My hands tapped the bed to the beat of the song that played in my ears.
This certain day has been uninteresting,dull,tiring.

Dawn and her family were off to a dentist visit, and I decided I would not accompany them.
I've been staying with Dawn and her family for the entire summer.

I surfed the channels on TV, nothing.
The internet wasn't a solution to my boredom, either.
I checked my cellphone if I had received any text messages or had any missed calls;nothing.
I scrolled down through my old conversations; laughing.
Until I reached Rodger's.
I had ignored six of his texts. I know he realized that he realized that I never trusted him, even thought it was not true.
I tried explaining to him over a text that I broke up with him because I had a lot to think about.
He ignored me, as well.
He deleted me as a friend on facebook.
For the last few weeks of school he wouldn't even look at me.

But when there's nothing to do; you start thinking.
And so is what I did.
I thought about what Rodger meant to me before I ~dated~ him.

Rodger and I were very close.
We were best friends.
We laughed with each other.
When we started dating, our perspectives of each other....let's say changed.
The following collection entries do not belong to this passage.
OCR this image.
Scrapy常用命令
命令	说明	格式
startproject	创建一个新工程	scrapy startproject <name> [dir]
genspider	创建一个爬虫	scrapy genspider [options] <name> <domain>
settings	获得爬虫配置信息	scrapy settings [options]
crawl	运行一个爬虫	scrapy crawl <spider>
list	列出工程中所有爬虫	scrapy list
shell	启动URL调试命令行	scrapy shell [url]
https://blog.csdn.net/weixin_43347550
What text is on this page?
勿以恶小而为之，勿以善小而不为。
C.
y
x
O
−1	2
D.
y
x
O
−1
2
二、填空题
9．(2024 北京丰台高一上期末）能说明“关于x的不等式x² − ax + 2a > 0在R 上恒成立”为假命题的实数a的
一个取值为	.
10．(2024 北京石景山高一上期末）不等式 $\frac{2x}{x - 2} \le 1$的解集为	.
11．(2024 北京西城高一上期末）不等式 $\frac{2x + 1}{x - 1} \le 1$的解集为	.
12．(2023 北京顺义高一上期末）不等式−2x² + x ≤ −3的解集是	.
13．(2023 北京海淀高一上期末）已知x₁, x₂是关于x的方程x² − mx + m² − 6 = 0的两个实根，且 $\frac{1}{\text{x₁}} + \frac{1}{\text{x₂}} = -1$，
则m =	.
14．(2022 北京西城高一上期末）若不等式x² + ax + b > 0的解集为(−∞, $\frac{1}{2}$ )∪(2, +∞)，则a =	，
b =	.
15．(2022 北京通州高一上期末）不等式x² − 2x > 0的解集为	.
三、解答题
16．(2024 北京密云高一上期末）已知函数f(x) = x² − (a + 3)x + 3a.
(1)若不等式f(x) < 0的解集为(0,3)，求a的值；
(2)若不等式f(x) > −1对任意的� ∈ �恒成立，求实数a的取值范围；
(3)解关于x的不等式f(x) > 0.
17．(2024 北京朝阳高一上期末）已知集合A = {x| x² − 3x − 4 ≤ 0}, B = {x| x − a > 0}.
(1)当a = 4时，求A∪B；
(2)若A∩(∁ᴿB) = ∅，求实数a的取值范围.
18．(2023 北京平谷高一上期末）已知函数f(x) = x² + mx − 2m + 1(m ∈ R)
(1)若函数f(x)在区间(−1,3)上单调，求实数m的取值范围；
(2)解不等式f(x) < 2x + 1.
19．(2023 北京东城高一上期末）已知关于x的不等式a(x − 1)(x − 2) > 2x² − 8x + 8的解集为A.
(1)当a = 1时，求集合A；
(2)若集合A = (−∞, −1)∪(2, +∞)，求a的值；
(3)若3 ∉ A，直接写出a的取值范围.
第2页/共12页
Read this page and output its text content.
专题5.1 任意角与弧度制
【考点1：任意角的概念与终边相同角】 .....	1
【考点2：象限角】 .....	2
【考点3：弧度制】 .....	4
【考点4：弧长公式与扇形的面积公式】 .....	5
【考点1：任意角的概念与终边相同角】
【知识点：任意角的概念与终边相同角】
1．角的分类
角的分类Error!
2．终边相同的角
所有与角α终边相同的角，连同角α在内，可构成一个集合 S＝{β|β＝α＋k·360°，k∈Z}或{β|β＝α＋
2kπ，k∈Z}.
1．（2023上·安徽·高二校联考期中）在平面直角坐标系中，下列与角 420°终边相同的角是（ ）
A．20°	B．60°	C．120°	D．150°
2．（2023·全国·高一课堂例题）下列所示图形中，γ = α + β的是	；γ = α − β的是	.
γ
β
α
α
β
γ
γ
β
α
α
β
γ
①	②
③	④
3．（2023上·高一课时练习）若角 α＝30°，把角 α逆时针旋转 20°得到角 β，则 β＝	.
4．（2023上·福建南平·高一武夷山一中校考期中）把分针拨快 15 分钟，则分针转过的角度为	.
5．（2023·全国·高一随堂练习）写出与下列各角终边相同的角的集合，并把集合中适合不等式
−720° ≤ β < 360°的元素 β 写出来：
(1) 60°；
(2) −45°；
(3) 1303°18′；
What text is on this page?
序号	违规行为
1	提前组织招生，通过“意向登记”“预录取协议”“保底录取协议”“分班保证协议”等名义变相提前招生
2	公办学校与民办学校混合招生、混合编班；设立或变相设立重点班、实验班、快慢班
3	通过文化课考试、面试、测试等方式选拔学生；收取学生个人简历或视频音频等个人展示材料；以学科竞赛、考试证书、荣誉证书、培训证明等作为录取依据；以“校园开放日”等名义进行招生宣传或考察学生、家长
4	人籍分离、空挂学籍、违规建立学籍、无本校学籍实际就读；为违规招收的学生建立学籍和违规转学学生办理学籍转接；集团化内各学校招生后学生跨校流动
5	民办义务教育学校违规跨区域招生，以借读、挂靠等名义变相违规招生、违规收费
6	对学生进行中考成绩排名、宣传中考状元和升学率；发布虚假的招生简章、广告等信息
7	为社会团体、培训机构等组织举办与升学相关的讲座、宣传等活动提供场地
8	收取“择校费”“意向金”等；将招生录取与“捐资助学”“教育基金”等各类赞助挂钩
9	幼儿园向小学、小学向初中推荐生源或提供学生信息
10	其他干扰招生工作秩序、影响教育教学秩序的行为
Possibly to a next level.

But I thought to myself; I miss when Rodger was my best friend. When he wasn't {Well, attempted to be} romantic.

I wanted to see him again; but see him as the Rodger that was my best friend.

I stood up and and grabbed a pen and a piece of paper and started to write:

Dear Rodger,
I know that in the past two months we didn't exactly end up in the right note, but I've been thinking. Maybe we weren't ready to start dating. Maybe it happened too quick. Maybe we took it too far too soon. Perhaps we too our relationship too seriously. But nothing of that matters anymore. Remember when we were friends? Just friends? When we laughed with each other more often? When tried to beat each other at things? When you broke my falls?When you saved my nose from suffering by catching the ball? I want to go back, start off fresh; they way they started last year. I want to be friends.

Love,
BELLS

Writer's note: Bella's name was changed from Anabella to Clarabella. {her nickname will remain Bella}
Writer's note II: Felicity "Liz"'s name has been changed to Beatrice.